I looked at buying out Lucic the other day, and the results are not pretty:

Basically, we’d be paying him until Age of Aquarius ends. Look at that cap hit between now and the 2022-23 season, aka one year after the next fucking Olympics. No, no no no no no this is not good. To add another layer of dump icing on top of this shit cake, Chiarelli gave him a full no movement clause until 2021-22… the second last year of his cap annihilating contract, when he can give a list of eight (!!!) teams. That contract is impregnable. It might as well be tattooed on both sides of the Ford Hall across 104th street. Unless you painfully remove it and deal with that hideous scar for the rest of time, it’s not going anywhere. We picked this guy over Taylor Hall. We don’t deserve nice things.

Todd:

Disgusting, repulsive, rhetorical propaganda. We need to “dig in” so we can use that momentum to “go out on the road and play well” would have been an appropriate quote if the Oilers hadn’t just crushed the Tampa Bay Lightning at home and then proceeded to lose three straight games on the road, promptly kicking our nuts out of the playoffs. We have nothing creative or helpful to say anymore. It’s all robotic gibberish. Nothing matters anymore.

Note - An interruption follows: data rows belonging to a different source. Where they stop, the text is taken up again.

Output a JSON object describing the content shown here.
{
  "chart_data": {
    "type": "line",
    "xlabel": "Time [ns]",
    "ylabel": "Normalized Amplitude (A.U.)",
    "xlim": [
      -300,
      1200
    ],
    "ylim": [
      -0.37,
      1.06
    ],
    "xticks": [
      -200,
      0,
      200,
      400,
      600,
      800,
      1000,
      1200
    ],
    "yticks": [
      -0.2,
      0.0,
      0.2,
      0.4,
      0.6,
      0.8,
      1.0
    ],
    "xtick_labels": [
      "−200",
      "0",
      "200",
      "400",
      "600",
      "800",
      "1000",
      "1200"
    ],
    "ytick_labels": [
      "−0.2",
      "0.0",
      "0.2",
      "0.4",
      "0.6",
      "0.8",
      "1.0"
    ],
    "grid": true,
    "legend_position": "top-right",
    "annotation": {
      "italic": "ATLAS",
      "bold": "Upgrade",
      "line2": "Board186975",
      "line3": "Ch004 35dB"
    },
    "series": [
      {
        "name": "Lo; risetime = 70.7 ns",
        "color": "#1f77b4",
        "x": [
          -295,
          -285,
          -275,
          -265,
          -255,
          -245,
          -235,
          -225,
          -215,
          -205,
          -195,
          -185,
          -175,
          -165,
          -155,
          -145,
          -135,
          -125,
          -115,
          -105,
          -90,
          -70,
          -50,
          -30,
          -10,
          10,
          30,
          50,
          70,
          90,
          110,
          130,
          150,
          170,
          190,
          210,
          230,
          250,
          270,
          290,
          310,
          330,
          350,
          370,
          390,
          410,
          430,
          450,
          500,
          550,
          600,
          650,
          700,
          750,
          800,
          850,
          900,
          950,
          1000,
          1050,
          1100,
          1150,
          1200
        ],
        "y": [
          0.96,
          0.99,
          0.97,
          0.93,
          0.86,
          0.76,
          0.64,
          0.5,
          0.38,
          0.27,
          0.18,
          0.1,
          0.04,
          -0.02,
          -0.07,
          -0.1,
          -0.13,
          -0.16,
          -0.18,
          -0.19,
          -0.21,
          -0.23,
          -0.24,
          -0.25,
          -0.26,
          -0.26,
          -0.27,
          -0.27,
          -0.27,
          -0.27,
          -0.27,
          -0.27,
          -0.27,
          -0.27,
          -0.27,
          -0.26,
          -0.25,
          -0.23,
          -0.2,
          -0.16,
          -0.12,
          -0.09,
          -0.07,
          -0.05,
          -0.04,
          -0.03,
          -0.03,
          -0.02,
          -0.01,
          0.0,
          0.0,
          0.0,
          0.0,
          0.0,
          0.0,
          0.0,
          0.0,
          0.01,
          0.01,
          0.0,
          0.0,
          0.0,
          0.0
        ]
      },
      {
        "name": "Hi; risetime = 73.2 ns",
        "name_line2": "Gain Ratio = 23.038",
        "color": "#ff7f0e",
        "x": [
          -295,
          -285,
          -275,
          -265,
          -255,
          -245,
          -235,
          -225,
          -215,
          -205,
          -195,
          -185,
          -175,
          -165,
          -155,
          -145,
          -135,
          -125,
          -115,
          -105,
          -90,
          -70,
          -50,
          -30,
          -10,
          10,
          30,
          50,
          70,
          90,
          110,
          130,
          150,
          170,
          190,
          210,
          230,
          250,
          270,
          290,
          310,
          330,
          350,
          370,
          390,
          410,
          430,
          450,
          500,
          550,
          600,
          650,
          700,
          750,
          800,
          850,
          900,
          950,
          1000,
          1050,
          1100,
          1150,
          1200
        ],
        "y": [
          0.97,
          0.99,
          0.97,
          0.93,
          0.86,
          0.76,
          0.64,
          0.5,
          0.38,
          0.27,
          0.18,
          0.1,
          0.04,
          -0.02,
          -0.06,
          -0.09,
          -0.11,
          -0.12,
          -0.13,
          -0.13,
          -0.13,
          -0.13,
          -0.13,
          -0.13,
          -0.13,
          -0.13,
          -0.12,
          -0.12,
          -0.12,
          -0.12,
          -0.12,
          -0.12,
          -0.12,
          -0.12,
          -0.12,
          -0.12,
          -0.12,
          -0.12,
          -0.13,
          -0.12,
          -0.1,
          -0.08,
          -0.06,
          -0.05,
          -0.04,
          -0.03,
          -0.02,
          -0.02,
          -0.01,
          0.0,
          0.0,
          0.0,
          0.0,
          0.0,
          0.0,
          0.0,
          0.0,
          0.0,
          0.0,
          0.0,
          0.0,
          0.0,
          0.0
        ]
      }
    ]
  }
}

For the love of Christ, don’t give up a goal on the first shot tonight. And please, Connor, can you single-handedly beat the Panthers for me?

Did you know? This summer, in another personal “fuck you” to me, the Florida Panthers hired Chris Pronger as a senior adviser to president of hockey operations to general manager Dale Tallon. Everything about this franchise should be dropped-kicked into an active volcano.

Prediction: Oilers win 4-1. We do not allow the first shot of the game to go in. We d not give up a first period goal. Connor gets points on all four. God help us.